Southwark Playhouse, London – until 21 August 2021
In the hot and sweaty Little auditorium we are back to full capacity and seeing a new musical live on stage. We are in a typical 1980s bedroom with posters, gadgets, and graffiti on the wall.
Rachel Tucker is Jen, aged seven, who welcomes a baby brother John (Lewis Cornay, who wrote the award-winning Snowflake) in 1985. As they grow, with battling parents – mum hardly present, dad a bully – they promise to always look after each other. They share a hiding place and a bond to protect each other.
Andrew Lippa and Tom Greenwald’s show was originally a one act piece, with prologue and epilogue still present. John and Jen become different people as she enjoys college and raves in New York, and he goes from the annoying brother who ruins his sister’s basketball games and dates to a mini-me of his (unseen, but probably gun-toting and ultra-patriotic) dad.
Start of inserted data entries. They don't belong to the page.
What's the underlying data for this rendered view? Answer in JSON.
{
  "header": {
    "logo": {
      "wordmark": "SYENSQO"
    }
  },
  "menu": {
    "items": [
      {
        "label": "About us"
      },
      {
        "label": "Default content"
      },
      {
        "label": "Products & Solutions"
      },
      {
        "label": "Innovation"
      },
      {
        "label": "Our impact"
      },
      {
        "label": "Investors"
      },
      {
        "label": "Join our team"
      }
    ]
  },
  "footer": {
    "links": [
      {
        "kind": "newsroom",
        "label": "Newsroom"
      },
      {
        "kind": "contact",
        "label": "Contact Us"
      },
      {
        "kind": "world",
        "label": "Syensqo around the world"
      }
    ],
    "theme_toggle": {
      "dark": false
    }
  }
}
By the interval he has become a casualty of a war which he supports and she does not: the reason they parted on a quarrel with harsh words. As he appears as a spirit in the first scene this doesn’t come as a shock, but the ‘epilogue’ as it is billed is bittersweet and beautifully played.
Act two, or play two, is more uneven from a plot perspective. Jen now (in 2005) has a baby boy who she names after her brother, planning to pass on all his possessions and protect this John in the way she failed to in act one. She quickly becomes a suffocating presence in his life as the single parent who clips to his wings to keep him from flying away into harm.
There is a mirror scene of the basketball game in act one, as Jen becomes the baseball mom from hell, but a sequence around reality game shows takes the piece off the rails, from which it takes a while to recover. There is a resolution, though, where love wins out and mother and son reach an understanding.
The songs (with orchestrations by Lippa and Jason Robert Brown) are very good – witty, poignant, playful, with a couple of powerhouse numbers for Tucker. Cornay is a star in the making, capturing the youthful exuberance of a growing boy as both Johns, and demonstrating an excellent vocal versatility.
While John & Jen can sometimes veer into the sentimental, it does try to bring in numerous issues in modern America, and particularly succeeds in bringing to life the special bond between siblings. Guy Retallack directs, and musical director Chris Ma leads the four-piece band (violinists Tom Crofton-Green and Elaine Ambrose, who also plays viola; cellist David Hornberger).